Covert police operations monitored drugs being supplied in Mochdre, Colwyn Bay, Holywell, Llangollen and Penrhyn Bay
Three men have been jailed for their parts in a cannabis supply gang.
Judge Philip Hughes, sitting at Mold Crown Court, told them that anyone involved in organised crime as they were must expect immediate custody
Kurt Vincent Sanderson, 40, of Ffordd Cystennin, Mochdre, was jailed for two years. David Paul Roberts, 34, of Meirion Close, Rhyl, received 18 months, and Trefor Glyn Roberts, 40, of Oxwich Road, Mochdre, 15 months.
They all admitted that they conspired together between June and October 2012 to supply cannabis.
Police watched covertly as drugs were supplied in the Mochdre, Colwyn Bay and Penrhyn Bay areas, and also in places like Holywell and Llangollen.
Police, in addition to the surveillance operation, pieced together their phone calls and texts showing how they were working as a team.
Defence lawyers said that there had been long delays in the case which had put their clients under additional pressure. They had all pleaded guilty last summer but were delayed while other proceedings took place.
Earlier this year a fourth man, Corri Twist, 37, of Lon Hafren in Rhyl, was cleared at trial of being part of the conspiracy.
Sentencing the three remaining defendants yesterday, Judge Hughes said: “You each played a part in an organised and significant enterprise to supply cannabis in North Wales.

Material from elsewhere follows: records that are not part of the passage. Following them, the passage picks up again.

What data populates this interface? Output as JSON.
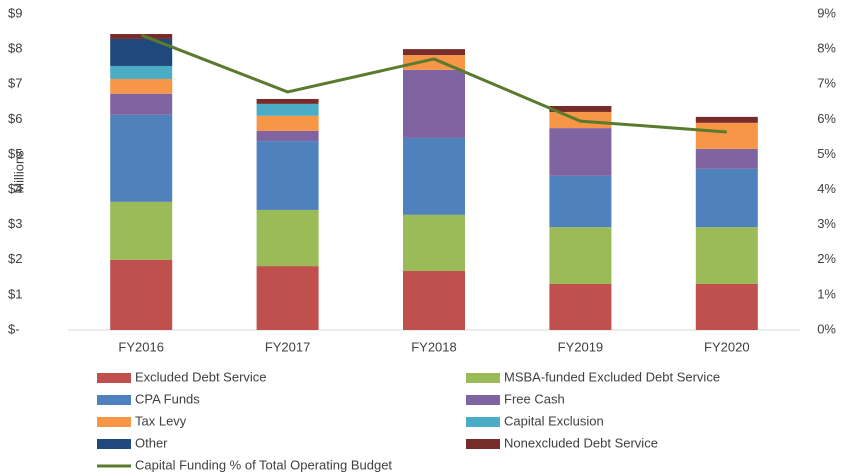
{
  "chart_data": {
    "type": "bar",
    "stacked": true,
    "y_label": "Millions",
    "categories": [
      "FY2016",
      "FY2017",
      "FY2018",
      "FY2019",
      "FY2020"
    ],
    "series": [
      {
        "name": "Excluded Debt Service",
        "color": "#c0504d",
        "values": [
          2.0,
          1.82,
          1.68,
          1.31,
          1.31
        ]
      },
      {
        "name": "MSBA-funded Excluded Debt Service",
        "color": "#9bbb59",
        "values": [
          1.65,
          1.6,
          1.6,
          1.62,
          1.62
        ]
      },
      {
        "name": "CPA Funds",
        "color": "#4f81bd",
        "values": [
          2.48,
          1.96,
          2.19,
          1.46,
          1.66
        ]
      },
      {
        "name": "Free Cash",
        "color": "#8064a2",
        "values": [
          0.6,
          0.29,
          1.94,
          1.36,
          0.57
        ]
      },
      {
        "name": "Tax Levy",
        "color": "#f79646",
        "values": [
          0.42,
          0.43,
          0.42,
          0.46,
          0.74
        ]
      },
      {
        "name": "Capital Exclusion",
        "color": "#4bacc6",
        "values": [
          0.37,
          0.34,
          0,
          0,
          0
        ]
      },
      {
        "name": "Other",
        "color": "#1f497d",
        "values": [
          0.77,
          0,
          0,
          0,
          0
        ]
      },
      {
        "name": "Nonexcluded Debt Service",
        "color": "#772c2a",
        "values": [
          0.14,
          0.14,
          0.17,
          0.17,
          0.17
        ]
      },
      {
        "name": "Capital Funding % of Total Operating Budget",
        "color": "#5a7a2e",
        "type": "line",
        "axis": "y2",
        "values": [
          8.4,
          6.78,
          7.72,
          5.95,
          5.64
        ]
      }
    ],
    "ylim": [
      0,
      9
    ],
    "yticks": [
      {
        "value": 0,
        "label": "$-"
      },
      {
        "value": 1,
        "label": "$1"
      },
      {
        "value": 2,
        "label": "$2"
      },
      {
        "value": 3,
        "label": "$3"
      },
      {
        "value": 4,
        "label": "$4"
      },
      {
        "value": 5,
        "label": "$5"
      },
      {
        "value": 6,
        "label": "$6"
      },
      {
        "value": 7,
        "label": "$7"
      },
      {
        "value": 8,
        "label": "$8"
      },
      {
        "value": 9,
        "label": "$9"
      }
    ],
    "y2lim": [
      0,
      9
    ],
    "y2ticks": [
      {
        "value": 0,
        "label": "0%"
      },
      {
        "value": 1,
        "label": "1%"
      },
      {
        "value": 2,
        "label": "2%"
      },
      {
        "value": 3,
        "label": "3%"
      },
      {
        "value": 4,
        "label": "4%"
      },
      {
        "value": 5,
        "label": "5%"
      },
      {
        "value": 6,
        "label": "6%"
      },
      {
        "value": 7,
        "label": "7%"
      },
      {
        "value": 8,
        "label": "8%"
      },
      {
        "value": 9,
        "label": "9%"
      }
    ],
    "grid": false,
    "legend": "bottom"
  }
}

But you were doing so under the direction of another or others who were more seriously involved who are not before the court.”
All had pleaded guilty at the earliest opportunity and would be given full credit, he said, but added: “There must be an immediate custodial sentence.”
The court heard how a dilapidated property was used by Sanderson to store cannabis and cash and to cut up drugs into smaller packages.
Cannabis worth £20,000 was found hidden under a cooker, explained prosecuting barrister Matthew Curtis.
When Trefor Roberts was arrested, cannabis with an estimated street value of £10,000 was seized.
Maria Massellis, for Trefor Roberts, said that her client was a heavy cannabis user and started dealing to support his own habit and to make a small income.
The offences were committed when he had just split up with a long term partner and he had been using cannabis as “an emotional crutch”.
Owen Edwards, for Sanderson, said that he was a heavy cannabis user who got into debt with his supplier. He was offered a way to pay it off and to earn money by supplying cannabis. His role developed in 2012 into that of a courier, collecting money and providing the house where drugs and cash were stored.
Simon Rogers, for David Roberts, said that he was a heavy user, he got into debt with his supplier, and he started to supply to others to pay off that debt.
DI Arwyn Jones said: “David Roberts, Kurt Sanderson and Trefor Roberts were an organised criminal enterprise using intimidation to reinforce their illegal supply of cannabis. Their arrest and convictions should serve as a warning to those involved in such activity that they will be brought to justice.”